Surah al-Qadr 97 ~ Tafsir Sayyid Quthb

Dari Buku:
Tafsīr fi Zhilāl-il-Qur’ān
Oleh: Sayyid Quthb
 
Penerbit: Gema Insani

SURAH AL-QADR

Diturunkan di Makkah
Jumlah Ayat: 5.

 

بِسْمِ اللهِ الرَّحْمنِ الرَّحِيْمِ

Dengan menyebut nama Allah Yang Maha Pemurah lagi Maha Penyayang

 

إِنَّا أَنْزَلْنَاهُ فِيْ لَيْلَةِ الْقَدْرِ. وَ مَا أَدْرَاكَ مَا لَيْلَةُ الْقَدْرِ. لَيْلَةُ الْقَدْرِ خَيْرٌ مِّنْ أَلْفِ شَهْرٍ. تَنَزَّلُ الْمَلَائِكَةُ وَ الرُّوْحُ فِيْهَا بِإِذْنِ رَبِّهِم مِّنْ كُلِّ أَمْرٍ. سَلَامٌ هِيَ حَتَّى مَطْلَعِ الْفَجْرِ

097:1. Sesungguhnya Kami telah menurunkannya (al-Qur’ān) pada malam kemuliaan.
097:2. Tahukah kamu apakah malam kemuliaan itu?
097:3. Malam kemuliaan itu lebih baik dari seribu bulan.
097:4. Pada malam itu turun malaikat-malaikat dan malaikat Jibrīl dengan idzin Tuhannya untuk mengatur segala urusan.
097:5. Malam itu penuh kesejahteraan sampai terbit fajar.

Pengantar.

Pembicaraan dalam surah ini adalah tentang malam yang dijanjikan dan disaksikan serta dicatat oleh seluruh wujud dengan penuh kegembiraan, semangat, dan kekhusyu‘an. Malam perhubungan mutlak antara bumi dan alam tertinggi. Malam permulaan turunnya al-Qur’ān ini ke dalam hati Nabi Muḥammad s.a.w. Malam peristiwa agung yang bumi tidak pernah menyaksikan malam yang seperti itu dalam keagungan, petunjuk, dan dampaknya terhadap kehidupan semua manusia. Keagungan yang tidak mampu dijangkau oleh pengetahuan manusia (al-Qadr: 1-3).

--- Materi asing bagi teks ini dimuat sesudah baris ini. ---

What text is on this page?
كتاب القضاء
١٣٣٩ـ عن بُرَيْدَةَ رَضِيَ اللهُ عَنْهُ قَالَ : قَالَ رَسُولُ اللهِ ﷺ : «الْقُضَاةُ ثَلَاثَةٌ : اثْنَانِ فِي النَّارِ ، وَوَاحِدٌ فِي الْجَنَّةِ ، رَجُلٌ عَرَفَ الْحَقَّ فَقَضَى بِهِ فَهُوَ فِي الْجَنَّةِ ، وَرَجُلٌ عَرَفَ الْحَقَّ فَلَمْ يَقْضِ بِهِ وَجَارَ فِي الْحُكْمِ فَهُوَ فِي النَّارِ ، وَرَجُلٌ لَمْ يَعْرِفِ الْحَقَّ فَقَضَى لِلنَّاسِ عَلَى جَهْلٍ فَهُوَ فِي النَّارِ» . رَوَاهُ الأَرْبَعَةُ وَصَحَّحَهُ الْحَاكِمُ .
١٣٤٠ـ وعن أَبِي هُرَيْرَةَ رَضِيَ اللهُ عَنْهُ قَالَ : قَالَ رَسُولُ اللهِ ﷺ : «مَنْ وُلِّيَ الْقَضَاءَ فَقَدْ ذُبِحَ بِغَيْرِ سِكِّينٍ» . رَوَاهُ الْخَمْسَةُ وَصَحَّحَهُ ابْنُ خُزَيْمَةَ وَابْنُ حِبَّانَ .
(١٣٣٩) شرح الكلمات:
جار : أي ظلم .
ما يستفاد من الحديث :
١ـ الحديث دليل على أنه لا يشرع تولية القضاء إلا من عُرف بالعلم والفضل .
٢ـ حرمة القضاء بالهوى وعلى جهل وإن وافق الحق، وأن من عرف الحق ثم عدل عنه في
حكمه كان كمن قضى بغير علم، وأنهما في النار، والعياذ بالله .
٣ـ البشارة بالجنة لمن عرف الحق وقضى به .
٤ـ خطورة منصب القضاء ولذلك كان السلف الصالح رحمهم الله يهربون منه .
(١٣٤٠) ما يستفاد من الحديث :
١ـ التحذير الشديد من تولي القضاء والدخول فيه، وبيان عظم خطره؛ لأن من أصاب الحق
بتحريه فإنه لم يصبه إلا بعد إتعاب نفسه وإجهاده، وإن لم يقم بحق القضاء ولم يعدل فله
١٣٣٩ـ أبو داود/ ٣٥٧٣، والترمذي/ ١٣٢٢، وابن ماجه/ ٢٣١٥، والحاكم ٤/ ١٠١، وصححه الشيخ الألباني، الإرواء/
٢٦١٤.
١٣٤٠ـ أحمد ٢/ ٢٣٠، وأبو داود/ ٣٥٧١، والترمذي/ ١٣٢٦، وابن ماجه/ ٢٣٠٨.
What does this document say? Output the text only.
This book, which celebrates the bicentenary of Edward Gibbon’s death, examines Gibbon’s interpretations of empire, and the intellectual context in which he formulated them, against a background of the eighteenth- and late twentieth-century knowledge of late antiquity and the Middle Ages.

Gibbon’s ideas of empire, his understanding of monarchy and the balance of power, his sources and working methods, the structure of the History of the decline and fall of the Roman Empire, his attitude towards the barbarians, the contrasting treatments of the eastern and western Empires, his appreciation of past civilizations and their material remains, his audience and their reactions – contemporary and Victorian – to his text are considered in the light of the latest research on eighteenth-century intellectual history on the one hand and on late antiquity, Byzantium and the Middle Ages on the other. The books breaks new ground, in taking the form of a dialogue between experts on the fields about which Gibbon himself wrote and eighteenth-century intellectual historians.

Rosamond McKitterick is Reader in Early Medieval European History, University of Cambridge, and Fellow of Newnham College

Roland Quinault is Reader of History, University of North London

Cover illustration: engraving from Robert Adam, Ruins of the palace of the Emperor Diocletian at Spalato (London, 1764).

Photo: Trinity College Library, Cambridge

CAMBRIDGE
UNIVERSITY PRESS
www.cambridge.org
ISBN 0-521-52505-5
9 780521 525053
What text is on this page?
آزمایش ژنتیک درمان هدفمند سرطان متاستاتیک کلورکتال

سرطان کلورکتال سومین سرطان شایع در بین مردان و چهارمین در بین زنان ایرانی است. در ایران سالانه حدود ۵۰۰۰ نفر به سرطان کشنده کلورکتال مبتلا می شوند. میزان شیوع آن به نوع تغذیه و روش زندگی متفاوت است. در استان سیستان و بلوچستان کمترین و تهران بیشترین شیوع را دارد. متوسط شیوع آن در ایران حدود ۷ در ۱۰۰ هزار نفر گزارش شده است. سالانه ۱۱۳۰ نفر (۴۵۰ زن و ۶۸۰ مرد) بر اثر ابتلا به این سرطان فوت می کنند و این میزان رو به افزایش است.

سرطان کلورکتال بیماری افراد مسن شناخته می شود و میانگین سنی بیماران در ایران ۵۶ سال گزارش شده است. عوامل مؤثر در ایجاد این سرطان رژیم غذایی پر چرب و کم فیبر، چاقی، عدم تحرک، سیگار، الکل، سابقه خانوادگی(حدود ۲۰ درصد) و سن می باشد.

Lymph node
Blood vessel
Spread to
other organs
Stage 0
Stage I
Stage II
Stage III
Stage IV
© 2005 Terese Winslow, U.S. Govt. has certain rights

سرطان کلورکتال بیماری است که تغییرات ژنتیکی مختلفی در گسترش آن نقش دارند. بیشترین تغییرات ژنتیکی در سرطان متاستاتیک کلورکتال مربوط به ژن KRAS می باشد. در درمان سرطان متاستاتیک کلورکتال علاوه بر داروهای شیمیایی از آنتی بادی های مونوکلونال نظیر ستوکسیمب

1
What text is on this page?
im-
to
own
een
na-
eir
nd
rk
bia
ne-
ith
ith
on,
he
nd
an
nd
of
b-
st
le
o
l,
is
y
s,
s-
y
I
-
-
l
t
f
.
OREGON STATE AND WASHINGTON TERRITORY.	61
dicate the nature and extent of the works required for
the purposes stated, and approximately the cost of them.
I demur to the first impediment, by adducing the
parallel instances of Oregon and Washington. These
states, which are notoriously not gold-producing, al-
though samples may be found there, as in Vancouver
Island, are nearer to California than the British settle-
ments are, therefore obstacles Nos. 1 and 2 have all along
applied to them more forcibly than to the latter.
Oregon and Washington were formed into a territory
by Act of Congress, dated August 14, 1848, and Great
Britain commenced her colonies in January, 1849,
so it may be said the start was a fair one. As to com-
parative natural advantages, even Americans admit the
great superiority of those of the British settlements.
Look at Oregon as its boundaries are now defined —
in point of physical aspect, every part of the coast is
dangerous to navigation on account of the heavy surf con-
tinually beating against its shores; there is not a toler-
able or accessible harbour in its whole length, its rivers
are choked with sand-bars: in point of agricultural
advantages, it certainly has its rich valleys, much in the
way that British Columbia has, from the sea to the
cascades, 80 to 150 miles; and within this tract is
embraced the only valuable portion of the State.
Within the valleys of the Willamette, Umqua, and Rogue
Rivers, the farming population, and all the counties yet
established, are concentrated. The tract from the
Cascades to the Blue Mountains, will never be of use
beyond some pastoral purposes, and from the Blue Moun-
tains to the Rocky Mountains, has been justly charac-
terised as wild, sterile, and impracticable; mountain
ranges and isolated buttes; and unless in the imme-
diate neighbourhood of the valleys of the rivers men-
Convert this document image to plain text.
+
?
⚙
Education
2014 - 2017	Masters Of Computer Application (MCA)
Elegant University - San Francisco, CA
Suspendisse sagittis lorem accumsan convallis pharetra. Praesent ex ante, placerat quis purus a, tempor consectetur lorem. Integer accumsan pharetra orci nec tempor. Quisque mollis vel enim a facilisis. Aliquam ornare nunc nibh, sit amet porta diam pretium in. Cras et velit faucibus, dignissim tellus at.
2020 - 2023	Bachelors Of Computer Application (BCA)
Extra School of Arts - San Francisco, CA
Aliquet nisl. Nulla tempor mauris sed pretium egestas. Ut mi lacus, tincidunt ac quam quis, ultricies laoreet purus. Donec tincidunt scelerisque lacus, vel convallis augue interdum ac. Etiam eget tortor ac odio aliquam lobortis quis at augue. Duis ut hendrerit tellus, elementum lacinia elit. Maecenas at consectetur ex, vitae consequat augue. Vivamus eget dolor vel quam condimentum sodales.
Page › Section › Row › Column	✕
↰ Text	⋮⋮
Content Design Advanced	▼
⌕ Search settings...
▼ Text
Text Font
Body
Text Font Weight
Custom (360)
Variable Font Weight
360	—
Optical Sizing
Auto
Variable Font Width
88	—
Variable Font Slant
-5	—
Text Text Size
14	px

Nash-nash al-Qur’ān yang membicarakan masalah ini hampir-hampir berbinar-binar dan bersinar. Bahkan, ia melimpah dengan cahaya yang terang, halus, indah, dan penuh kasih-sayang. Ya‘ni, cahaya Allah yang memancar di dalam Qur’ān-Nya: “Sesungguhnya Kami telah menurunkannya (al-Qur’ān) pada malam kemuliaan” Juga cahaya para malaikat dan malakat Jibrīl, yang datang dan pergi sepanjang malam antara bumi dan alam tertinggi. (al-Qadr: 4).

Cahaya fajar yang dikemukakan oleh nash ini serasi dengan ruh kesejahteraan yang mengepakkan sayapnya ke seluruh semesta dan ruh-ruh yang berjalan malam di alam ini: “Malam itu penuh kesejahteraan sampai terbit fajar”.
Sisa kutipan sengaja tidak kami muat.